В Клаузене-Лаврове нет бурного природного аппетита к жизни, излишка темперамента, который бросает мужчин к любовным авантюрам в преклонном возрасте. Инкен – это его бунт против «квадратика» бытия, уже малоотличимого от гроба, его мечта о собственной, личной, никому не подвластной жизни.
Медленно, трудно, мучительно высвобождается в Клаузене-Лаврове какая-то чистая, горделивая человеческая суть и кричит от боли, гнева, непонимания, обиды.
Лаврова даже не узнать в эти мгновения. Никакой патетической сладкой ваты, в которую бывали обернуты его сценические образы. Никакого пафосного холодка, внутренней успокоенности. И лицо-то будто другое – с ясными, светлыми несчастными глазами, глубоко растревоженное. В конце третьего действия он, полубезумный, забредает в дом к Инкен Петере, сбежав от приставленных к нему врачей, – тихий, несчастный до последних пределов и все-таки хранящий искру неистребимого и гордого достоинства.
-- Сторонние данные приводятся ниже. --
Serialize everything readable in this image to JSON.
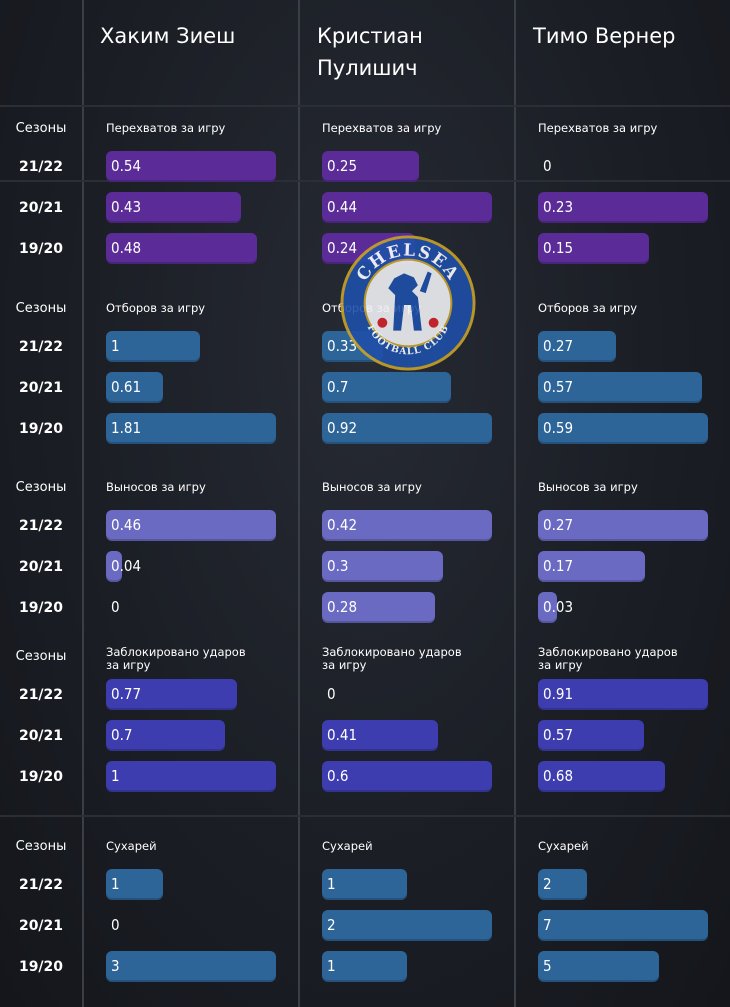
{
  "players": [
    {
      "name": "Хаким Зиеш"
    },
    {
      "name": "Кристиан\nПулишич"
    },
    {
      "name": "Тимо Вернер"
    }
  ],
  "season_label": "Сезоны",
  "logo": {
    "text_top": "CHELSEA",
    "text_bottom": "FOOTBALL CLUB"
  },
  "colors": {
    "interceptions": "#5b2c97",
    "tackles": "#2e6598",
    "clearances": "#6a6ac2",
    "blocks": "#3d3db0",
    "clean_sheets": "#2e6598"
  },
  "chart_data": {
    "type": "bar",
    "orientation": "horizontal",
    "categories": [
      "21/22",
      "20/21",
      "19/20"
    ],
    "metrics": [
      {
        "key": "interceptions",
        "title": "Перехватов за игру",
        "series": [
          {
            "name": "Хаким Зиеш",
            "values": [
              0.54,
              0.43,
              0.48
            ],
            "labels": [
              "0.54",
              "0.43",
              "0.48"
            ]
          },
          {
            "name": "Кристиан Пулишич",
            "values": [
              0.25,
              0.44,
              0.24
            ],
            "labels": [
              "0.25",
              "0.44",
              "0.24"
            ]
          },
          {
            "name": "Тимо Вернер",
            "values": [
              0,
              0.23,
              0.15
            ],
            "labels": [
              "0",
              "0.23",
              "0.15"
            ]
          }
        ]
      },
      {
        "key": "tackles",
        "title": "Отборов за игру",
        "series": [
          {
            "name": "Хаким Зиеш",
            "values": [
              1,
              0.61,
              1.81
            ],
            "labels": [
              "1",
              "0.61",
              "1.81"
            ]
          },
          {
            "name": "Кристиан Пулишич",
            "values": [
              0.33,
              0.7,
              0.92
            ],
            "labels": [
              "0.33",
              "0.7",
              "0.92"
            ]
          },
          {
            "name": "Тимо Вернер",
            "values": [
              0.27,
              0.57,
              0.59
            ],
            "labels": [
              "0.27",
              "0.57",
              "0.59"
            ]
          }
        ]
      },
      {
        "key": "clearances",
        "title": "Выносов за игру",
        "series": [
          {
            "name": "Хаким Зиеш",
            "values": [
              0.46,
              0.04,
              0
            ],
            "labels": [
              "0.46",
              "0.04",
              "0"
            ]
          },
          {
            "name": "Кристиан Пулишич",
            "values": [
              0.42,
              0.3,
              0.28
            ],
            "labels": [
              "0.42",
              "0.3",
              "0.28"
            ]
          },
          {
            "name": "Тимо Вернер",
            "values": [
              0.27,
              0.17,
              0.03
            ],
            "labels": [
              "0.27",
              "0.17",
              "0.03"
            ]
          }
        ]
      },
      {
        "key": "blocks",
        "title": "Заблокировано ударов\nза игру",
        "series": [
          {
            "name": "Хаким Зиеш",
            "values": [
              0.77,
              0.7,
              1
            ],
            "labels": [
              "0.77",
              "0.7",
              "1"
            ]
          },
          {
            "name": "Кристиан Пулишич",
            "values": [
              0,
              0.41,
              0.6
            ],
            "labels": [
              "0",
              "0.41",
              "0.6"
            ]
          },
          {
            "name": "Тимо Вернер",
            "values": [
              0.91,
              0.57,
              0.68
            ],
            "labels": [
              "0.91",
              "0.57",
              "0.68"
            ]
          }
        ]
      },
      {
        "key": "clean_sheets",
        "title": "Сухарей",
        "series": [
          {
            "name": "Хаким Зиеш",
            "values": [
              1,
              0,
              3
            ],
            "labels": [
              "1",
              "0",
              "3"
            ]
          },
          {
            "name": "Кристиан Пулишич",
            "values": [
              1,
              2,
              1
            ],
            "labels": [
              "1",
              "2",
              "1"
            ]
          },
          {
            "name": "Тимо Вернер",
            "values": [
              2,
              7,
              5
            ],
            "labels": [
              "2",
              "7",
              "5"
            ]
          }
        ]
      }
    ]
  }
}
Кстати вспоминаются слова Ф.М. Достоевского о том, что человеку нужно не разумно-выгодного, добродетельного хотения, а – самостоятельного, во что бы то ни стало. Пропал господин тайный советник, но пропал по своей воле, «перед заходом солнца» обнаружив в себе загадочного внутреннего человека, никому и ничему не подвластного.
Конечно, в игре Лаврова есть приемы крупного профессионализма – он эффектно кричит на детей за семейным завтраком (дети выкинули стул, предназначенный Инкен Петере), красочно рвет семейные фотографии (потрясенная Беттина пытается соединить обрывки – хорошая находка), отлично умирает (выпивает яд и стоически засыпает на руках верного слуги Винтера – трогательного и вечного «слуги» Большого драматического, чудесного и естественного, как дыхание, Ивана Пальму). Роль размята, разработана, создана. Но удивляют не приемы, а нервическая пульсация бунтующей человеческой души, музыка тревоги, сопротивления, освобождения. Такое впечатление, что коварные боги театра сами удивлены и обрадованы нежданным рывком Лаврова в сценическое самопознание и благосклонны к нему.